Malaria remains a major human parasitic disease despite the substantial progress made in the fight against it since 2000 [1]. At the beginning of 2016, malaria was considered to be endemic in only 91 countries and territories, down from 108 in 2000 which was attributed to wide-scale deployment of control interventions which reduced incidence by 41% and mortality rates by 62%. Updated estimates between 2000 and 2015 indicate that 212 million malaria cases occurred globally in 2015, causing 429 000 deaths, especially of expectant mothers and children under 5 years [1].

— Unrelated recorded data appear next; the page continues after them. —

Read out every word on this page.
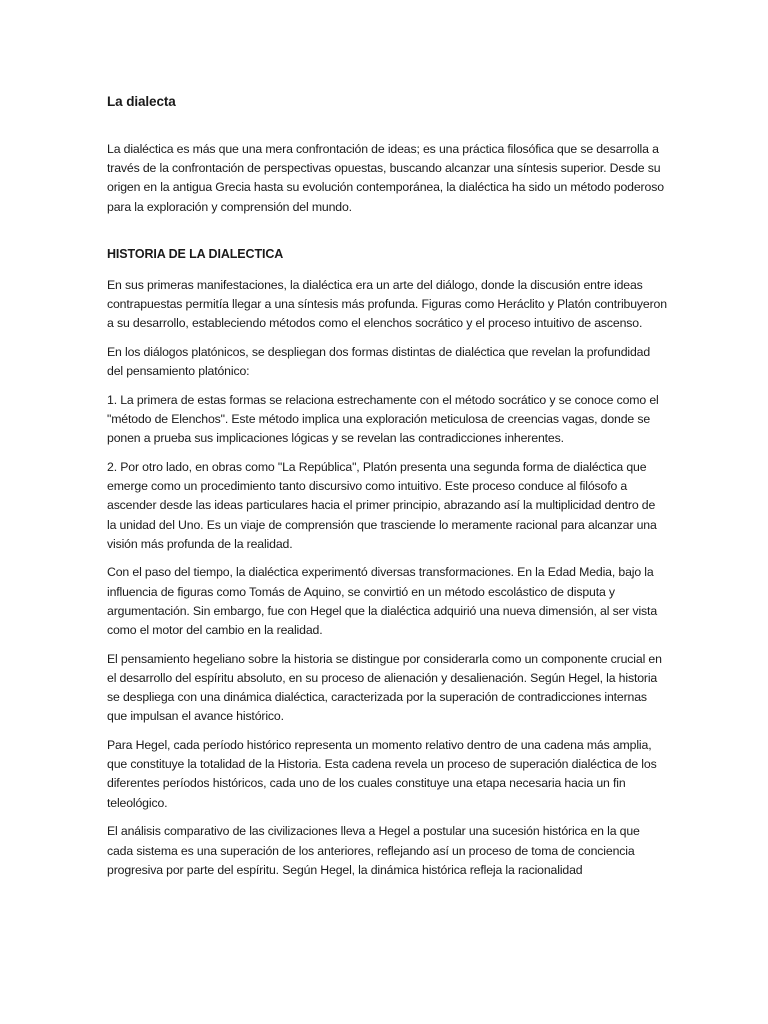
La dialecta

La dialéctica es más que una mera confrontación de ideas; es una práctica filosófica que se desarrolla a través de la confrontación de perspectivas opuestas, buscando alcanzar una síntesis superior. Desde su origen en la antigua Grecia hasta su evolución contemporánea, la dialéctica ha sido un método poderoso para la exploración y comprensión del mundo.

HISTORIA DE LA DIALECTICA

En sus primeras manifestaciones, la dialéctica era un arte del diálogo, donde la discusión entre ideas contrapuestas permitía llegar a una síntesis más profunda. Figuras como Heráclito y Platón contribuyeron a su desarrollo, estableciendo métodos como el elenchos socrático y el proceso intuitivo de ascenso.

En los diálogos platónicos, se despliegan dos formas distintas de dialéctica que revelan la profundidad del pensamiento platónico:

1. La primera de estas formas se relaciona estrechamente con el método socrático y se conoce como el "método de Elenchos". Este método implica una exploración meticulosa de creencias vagas, donde se ponen a prueba sus implicaciones lógicas y se revelan las contradicciones inherentes.

2. Por otro lado, en obras como "La República", Platón presenta una segunda forma de dialéctica que emerge como un procedimiento tanto discursivo como intuitivo. Este proceso conduce al filósofo a ascender desde las ideas particulares hacia el primer principio, abrazando así la multiplicidad dentro de la unidad del Uno. Es un viaje de comprensión que trasciende lo meramente racional para alcanzar una visión más profunda de la realidad.

Con el paso del tiempo, la dialéctica experimentó diversas transformaciones. En la Edad Media, bajo la influencia de figuras como Tomás de Aquino, se convirtió en un método escolástico de disputa y argumentación. Sin embargo, fue con Hegel que la dialéctica adquirió una nueva dimensión, al ser vista como el motor del cambio en la realidad.

El pensamiento hegeliano sobre la historia se distingue por considerarla como un componente crucial en el desarrollo del espíritu absoluto, en su proceso de alienación y desalienación. Según Hegel, la historia se despliega con una dinámica dialéctica, caracterizada por la superación de contradicciones internas que impulsan el avance histórico.

Para Hegel, cada período histórico representa un momento relativo dentro de una cadena más amplia, que constituye la totalidad de la Historia. Esta cadena revela un proceso de superación dialéctica de los diferentes períodos históricos, cada uno de los cuales constituye una etapa necesaria hacia un fin teleológico.

El análisis comparativo de las civilizaciones lleva a Hegel a postular una sucesión histórica en la que cada sistema es una superación de los anteriores, reflejando así un proceso de toma de conciencia progresiva por parte del espíritu. Según Hegel, la dinámica histórica refleja la racionalidad
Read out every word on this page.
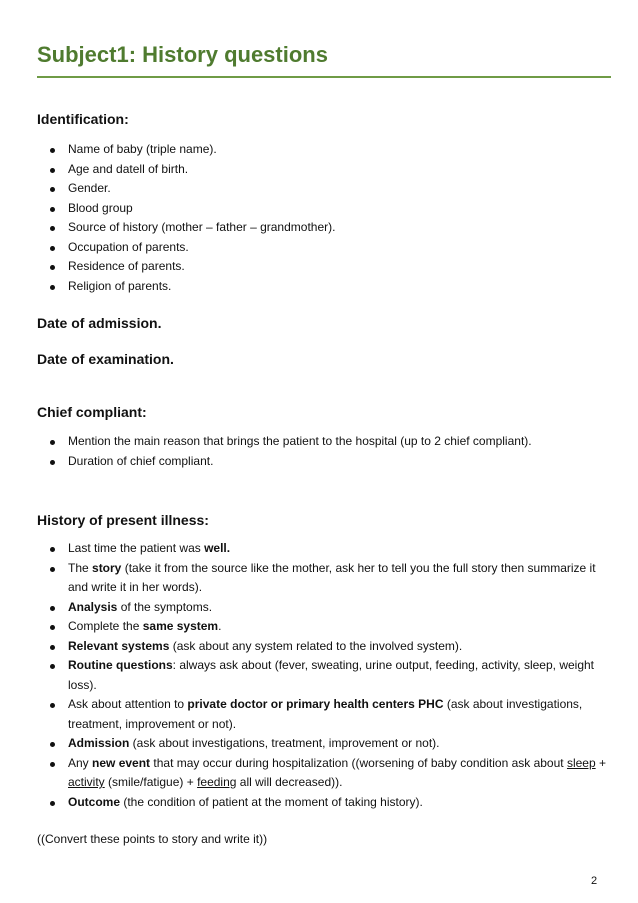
Subject1: History questions
Identification:
Name of baby (triple name).
Age and datell of birth.
Gender.
Blood group
Source of history (mother – father – grandmother).
Occupation of parents.
Residence of parents.
Religion of parents.
Date of admission.
Date of examination.
Chief compliant:
Mention the main reason that brings the patient to the hospital (up to 2 chief compliant).
Duration of chief compliant.
History of present illness:
Last time the patient was well.
The story (take it from the source like the mother, ask her to tell you the full story then summarize it and write it in her words).
Analysis of the symptoms.
Complete the same system.
Relevant systems (ask about any system related to the involved system).
Routine questions: always ask about (fever, sweating, urine output, feeding, activity, sleep, weight loss).
Ask about attention to private doctor or primary health centers PHC (ask about investigations, treatment, improvement or not).
Admission (ask about investigations, treatment, improvement or not).
Any new event that may occur during hospitalization ((worsening of baby condition ask about sleep + activity (smile/fatigue) + feeding all will decreased)).
Outcome (the condition of patient at the moment of taking history).

((Convert these points to story and write it))

2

The plasmodium is transmitted by the female Anopheles mosquito which releases sporozoites into the bloodstream during a blood meal. The parasites evade the host immune system by sequestering inside the red blood cells (RBCs) and the hepatocytes [2]. Usually, the infected RBCs adhere to the walls of blood capillaries evading destruction in the spleen [2]. The sequestration of infected RBCs is highly associated with placental and cerebral malaria [3]. Headache, shivering, and joint pain may begin to manifest 8 to 25 days after infection [4]. Draining of stagnant water, indoor residual spraying (IRS), and use of insecticide-treated nets (ITNs) are the most cost-effective parasite vector control measures [5]. ITNs offer over 70% protection, and between 2000 and 2008, they saved the lives of about 250,000 babies in sub-Saharan Africa, prompting WHO to recommend distribution of affordable ITNs to women in early pregnancy [6].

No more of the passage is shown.